Dyspepsia; adynamic ileus (may cause death); constipation; nausea; vomiting; anorexia; diarrhea; peculiar taste; dry mouth or throat.

Genitourinary

Urinary hesitancy or retention; impotence; sexual dysfunction; menstrual irregularities; nocturia.

Hematologic

Agranulocytosis; eosinophilia; leukopenia; hemolytic anemia; thrombocytopenic purpura.

Hepatic

Jaundice.

Metabolic

Hyperglycemia; hypoglycemia.

Respiratory

Laryngospasm; bronchospasm; dyspnea; cough.

Miscellaneous

Increases in appetite and weight; polydipsia; breast enlargement; galactorrhea; increased prolactin levels.

Precautions

Pregnancy

Safety not established.

Lactation

Safety not established.

Elderly

More susceptible to adverse effects.

Special Risk Patients

Use caution in patients with cardiovascular disease or mitral insufficiency, history of glaucoma, EEG abnormalities or seizure disorders, prior brain damage, hepatic or renal impairment.

CNS effects

May impair mental or physical abilities, especially during first few days of therapy.

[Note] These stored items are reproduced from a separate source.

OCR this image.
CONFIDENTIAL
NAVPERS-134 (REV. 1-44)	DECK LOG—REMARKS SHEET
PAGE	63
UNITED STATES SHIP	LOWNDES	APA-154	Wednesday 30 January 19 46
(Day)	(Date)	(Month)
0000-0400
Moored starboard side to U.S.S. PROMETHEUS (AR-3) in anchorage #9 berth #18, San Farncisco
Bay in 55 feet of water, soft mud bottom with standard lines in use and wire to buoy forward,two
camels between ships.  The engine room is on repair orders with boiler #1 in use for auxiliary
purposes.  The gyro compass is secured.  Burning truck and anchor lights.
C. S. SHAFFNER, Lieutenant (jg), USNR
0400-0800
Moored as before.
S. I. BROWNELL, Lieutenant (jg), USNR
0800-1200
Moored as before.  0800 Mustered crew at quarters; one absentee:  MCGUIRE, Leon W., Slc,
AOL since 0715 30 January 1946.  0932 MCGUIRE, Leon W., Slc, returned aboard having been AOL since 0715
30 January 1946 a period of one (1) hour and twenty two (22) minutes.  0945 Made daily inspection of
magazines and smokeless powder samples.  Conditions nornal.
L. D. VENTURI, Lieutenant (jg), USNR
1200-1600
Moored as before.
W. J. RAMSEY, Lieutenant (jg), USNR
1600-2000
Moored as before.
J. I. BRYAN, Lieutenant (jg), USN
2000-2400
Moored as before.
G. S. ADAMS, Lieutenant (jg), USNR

Neuroleptic malignant syndrome (NMS)

Has occurred with agents of this class; is potentially fatal. Signs and symptoms are hyperpyrexia, muscle rigidity, altered mental status, irregular pulse, irregular blood pressure, tachycardia and diaphoresis.

Sudden death

Has been reported; predisposing factors may be seizures or previous brain damage. Flare-up of psychotic behavior may precede death.

Tardive dyskinesia

Syndrome of potentially irreversible involuntary body and facial movements may develop. Prevalence highest in elderly, especially women. Use smallest effective doses for shortest time possible.

Overdosage

Symptoms

Confusion, tachycardia, visual hallucinations, sedation, hypothermia, arrhythmias, congestive heart failure, dilated pupils, seizures, hypotension, coma, hyperpyrexia, muscle rigidity, hyperactive reflexes, death.

Patient Information

  • Instruct patient to avoid intake of alcoholic beverages or other CNS depressants.
  • Tell patient to use caution in driving or operating machinery.
  • Advise patient that the medication may take days to weeks before having a full effect.
  • Instruct patient to avoid becoming overheated.
  • Caution patient to avoid exposure to sunlight and to use sunscreen or wear protective clothing to minimize photosensitivity reaction.
  • Teach patient to change position slowly if dizziness occurs.
  • Instruct patient to take sips of water frequently, suck on ice chips or sugarless hard candy, or chew sugarless gum if dry mouth occurs.
  • Instruct patient to report the following symptoms to health care provider: dizziness, drooling, restlessness, tremors, stiffness, or muscle spasms.
  • Instruct patient to report involuntary face, tongue, mouth, or lip movements to health care provider.
  • Explain that urine may turn reddish-brown.